Pocillopora_acuta_HIv2___Sc0000016	AUGUSTUS	exon	151	172	.	+	.	transcript_id "Pocillopora_acuta_HIv2___RNAseq.g24100.t1"; gene_id "Pocillopora_acuta_HIv2___RNAseq.g24100.t1";
Pocillopora_acuta_HIv2___Sc0000016	AUGUSTUS	exon	264	304	.	+	.	transcript_id "Pocillopora_acuta_HIv2___RNAseq.g24100.t1"; gene_id "Pocillopora_acuta_HIv2___RNAseq.g24100.t1";
Pocillopora_acuta_HIv2___Sc0000016	AUGUSTUS	exon	1491	1602	.	+	.	transcript_id "Pocillopora_acuta_HIv2___RNAseq.g24100.t1"; gene_id "Pocillopora_acuta_HIv2___RNAseq.g24100.t1";
Pocillopora_acuta_HIv2___Sc0000016	AUGUSTUS	exon	1889	1990	.	+	.	transcript_id "Pocillopora_acuta_HIv2___RNAseq.g24100.t1"; gene_id "Pocillopora_acuta_HIv2___RNAseq.g24100.t1";
Pocillopora_acuta_HIv2___Sc0000016	AUGUSTUS	exon	2107	2127	.	+	.	transcript_id "Pocillopora_acuta_HIv2___RNAse

## Generate checksum(s)

In [11]:
%%bash
cd "${analysis_dir}"

for file in *
do
  md5sum "${file}" | tee --append checksums.md5
done

1855e771130b6ad5e66c178c0b881e0b  gffread-gff_to_gtf.stderr
34196bd945eb4965e665097648037132  Pocillopora_acuta_HIv2.gtf


### Document GffRead program options

In [12]:
%%bash
${gffread} -h

gffread v0.12.7. Usage:
gffread [-g <genomic_seqs_fasta> | <dir>] [-s <seq_info.fsize>] 
 [-o <outfile>] [-t <trackname>] [-r [<strand>]<chr>:<start>-<end> [-R]]
 [--jmatch <chr>:<start>-<end>] [--no-pseudo] 
 [-CTVNJMKQAFPGUBHZWTOLE] [-w <exons.fa>] [-x <cds.fa>] [-y <tr_cds.fa>]
 [-j ][--ids <IDs.lst> | --nids <IDs.lst>] [--attrs <attr-list>] [-i <maxintron>]
 [--stream] [--bed | --gtf | --tlf] [--table <attrlist>] [--sort-by <ref.lst>]
 [<input_gff>] 

 Filter, convert or cluster GFF/GTF/BED records, extract the sequence of
 transcripts (exon or CDS) and more.
 By default (i.e. without -O) only transcripts are processed, discarding any
 other non-transcript features.

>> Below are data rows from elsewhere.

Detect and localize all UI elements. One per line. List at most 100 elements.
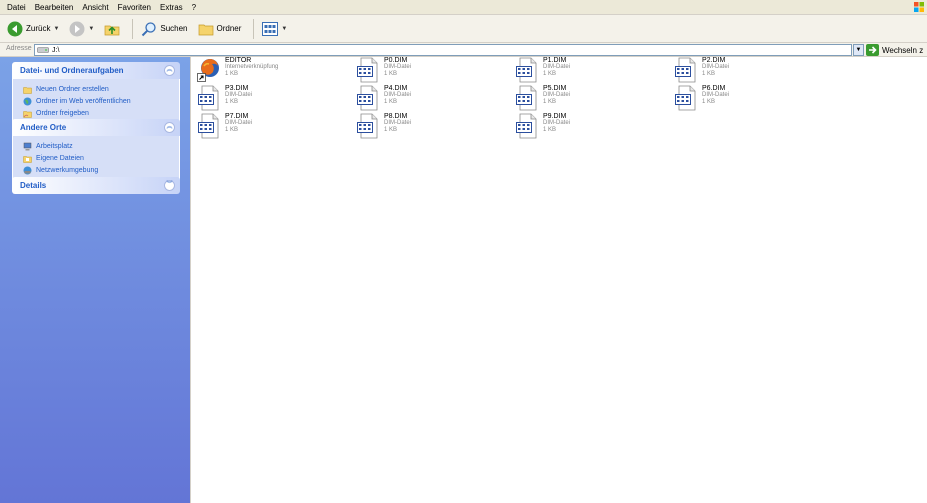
- address-bar: Adresse J:\ ▼ Wechseln z: [0, 43, 927, 57]
- task-new-folder[interactable]: Neuen Ordner erstellen: [23, 84, 171, 95]
- file-item[interactable]: P4.DIM DIM-Datei 1 KB: [356, 85, 506, 113]
- menu-ansicht[interactable]: Ansicht: [82, 3, 108, 12]
- address-dropdown-button[interactable]: ▼: [853, 44, 864, 56]
- file-item[interactable]: P1.DIM DIM-Datei 1 KB: [515, 57, 665, 85]
- address-input[interactable]: J:\: [34, 44, 852, 56]
- dim-file-icon: [356, 85, 380, 111]
- computer-icon: [23, 142, 32, 151]
- menu-datei[interactable]: Datei: [7, 3, 26, 12]
- folder-up-icon: [105, 25, 120, 35]
- file-type: DIM-Datei: [702, 92, 730, 98]
- task-publish-web[interactable]: Ordner im Web veröffentlichen: [23, 96, 171, 107]
- file-type: DIM-Datei: [384, 64, 412, 70]
- chevron-up-icon[interactable]: ︽: [164, 122, 175, 133]
- folders-button[interactable]: Ordner: [195, 18, 245, 40]
- file-size: 1 KB: [384, 127, 398, 133]
- file-item[interactable]: EDITOR Internetverknüpfung 1 KB: [197, 57, 347, 85]
- file-meta: P5.DIM DIM-Datei 1 KB: [543, 85, 570, 106]
- chevron-up-icon[interactable]: ︽: [164, 65, 175, 76]
- chevron-down-icon[interactable]: ▼: [88, 26, 94, 32]
- file-name: EDITOR: [225, 57, 252, 64]
- file-list-view: EDITOR Internetverknüpfung 1 KB P0.DIM DIM-…: [190, 57, 927, 503]
- back-label: Zurück: [26, 24, 51, 33]
- file-name: P2.DIM: [702, 57, 726, 64]
- task-publish-web-label: Ordner im Web veröffentlichen: [36, 98, 131, 105]
- other-places-panel: Andere Orte ︽ Arbeitsplatz Eigene Dateie…: [12, 119, 180, 183]
- file-item[interactable]: P9.DIM DIM-Datei 1 KB: [515, 113, 665, 141]
- file-meta: P1.DIM DIM-Datei 1 KB: [543, 57, 570, 78]
- file-item[interactable]: P0.DIM DIM-Datei 1 KB: [356, 57, 506, 85]
- menu-bearbeiten[interactable]: Bearbeiten: [35, 3, 74, 12]
- file-size: 1 KB: [384, 71, 398, 77]
- search-button[interactable]: Suchen: [138, 18, 190, 40]
- back-arrow-icon: [7, 21, 23, 36]
- address-label: Adresse: [6, 45, 32, 52]
- place-network[interactable]: Netzwerkumgebung: [23, 165, 171, 176]
- firefox-shortcut-icon: [197, 57, 221, 83]
- dim-file-icon: [515, 113, 539, 139]
- file-item[interactable]: P5.DIM DIM-Datei 1 KB: [515, 85, 665, 113]
- dim-file-icon: [356, 57, 380, 83]
- address-path: J:\: [52, 46, 60, 54]
- file-meta: P2.DIM DIM-Datei 1 KB: [702, 57, 729, 78]
- chevron-down-icon[interactable]: ▼: [281, 26, 287, 32]
- documents-folder-icon: [23, 156, 32, 163]
- folder-icon: [198, 24, 213, 35]
- file-meta: P3.DIM DIM-Datei 1 KB: [225, 85, 252, 106]
- forward-button[interactable]: ▼: [66, 18, 97, 40]
- file-name: P1.DIM: [543, 57, 567, 64]
- place-my-computer[interactable]: Arbeitsplatz: [23, 141, 171, 152]
- go-label: Wechseln z: [882, 45, 924, 55]
- file-type: DIM-Datei: [543, 64, 571, 70]
- file-name: P5.DIM: [543, 85, 567, 92]
- file-item[interactable]: P8.DIM DIM-Datei 1 KB: [356, 113, 506, 141]
- file-size: 1 KB: [702, 71, 716, 77]
- file-meta: P0.DIM DIM-Datei 1 KB: [384, 57, 411, 78]
- go-button[interactable]: Wechseln z: [866, 44, 923, 56]
- other-places-body: Arbeitsplatz Eigene Dateien Netzwerkumge…: [12, 136, 180, 183]
- chevron-down-icon[interactable]: ︾: [164, 180, 175, 191]
- up-folder-button[interactable]: [101, 18, 123, 40]
- task-share-folder[interactable]: Ordner freigeben: [23, 108, 171, 119]
- file-type: DIM-Datei: [225, 92, 253, 98]
- drive-icon: [37, 47, 49, 53]
- file-tasks-header[interactable]: Datei- und Ordneraufgaben ︽: [12, 62, 180, 79]
- file-meta: EDITOR Internetverknüpfung 1 KB: [225, 57, 278, 78]
- details-header[interactable]: Details ︾: [12, 177, 180, 194]
- file-type: DIM-Datei: [543, 120, 571, 126]
- views-icon: [262, 21, 279, 36]
- file-name: P8.DIM: [384, 113, 408, 120]
- task-share-folder-label: Ordner freigeben: [36, 110, 89, 117]
- file-size: 1 KB: [225, 99, 239, 105]
- place-network-label: Netzwerkumgebung: [36, 167, 99, 174]
- file-size: 1 KB: [543, 99, 557, 105]
- menu-bar: Datei Bearbeiten Ansicht Favoriten Extra…: [0, 0, 927, 15]
- other-places-title: Andere Orte: [20, 123, 67, 132]
- chevron-down-icon[interactable]: ▼: [53, 26, 59, 32]
- toolbar: Zurück ▼ ▼ Suchen Ordner ▼: [0, 15, 927, 43]
- file-type: DIM-Datei: [702, 64, 730, 70]
- file-item[interactable]: P7.DIM DIM-Datei 1 KB: [197, 113, 347, 141]
- file-meta: P7.DIM DIM-Datei 1 KB: [225, 113, 252, 134]
- file-tasks-panel: Datei- und Ordneraufgaben ︽ Neuen Ordner…: [12, 62, 180, 126]
- menu-extras[interactable]: Extras: [160, 3, 183, 12]
- menu-help[interactable]: ?: [192, 3, 196, 12]
- folders-label: Ordner: [216, 24, 242, 33]
- back-button[interactable]: Zurück ▼: [4, 18, 62, 40]
- new-folder-icon: [23, 87, 32, 94]
- other-places-header[interactable]: Andere Orte ︽: [12, 119, 180, 136]
- file-item[interactable]: P6.DIM DIM-Datei 1 KB: [674, 85, 824, 113]
- views-button[interactable]: ▼: [259, 18, 290, 40]
- details-title: Details: [20, 181, 47, 190]
- file-item[interactable]: P3.DIM DIM-Datei 1 KB: [197, 85, 347, 113]
- windows-logo-icon: [914, 2, 924, 12]
- network-icon: [23, 166, 32, 175]
- dim-file-icon: [356, 113, 380, 139]
- file-type: DIM-Datei: [543, 92, 571, 98]
- menu-favoriten[interactable]: Favoriten: [118, 3, 151, 12]
- share-folder-icon: [23, 111, 32, 118]
- file-name: P3.DIM: [225, 85, 249, 92]
- file-item[interactable]: P2.DIM DIM-Datei 1 KB: [674, 57, 824, 85]
- file-name: P6.DIM: [702, 85, 726, 92]
- place-my-documents[interactable]: Eigene Dateien: [23, 153, 171, 164]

Default output is a simplified GFF3 with only
 the basic attributes.
 
Options:
 --ids discard records/transcripts if their IDs are not listed in <IDs.lst>
 --nids discard records/transcripts if their IDs are listed in <IDs.lst>
 -i   discard transcripts having an intron larger than <maxintron>
 -l   discard transcripts

CalledProcessError: Command 'b'${gffread} -h\n'' returned non-zero exit status 1.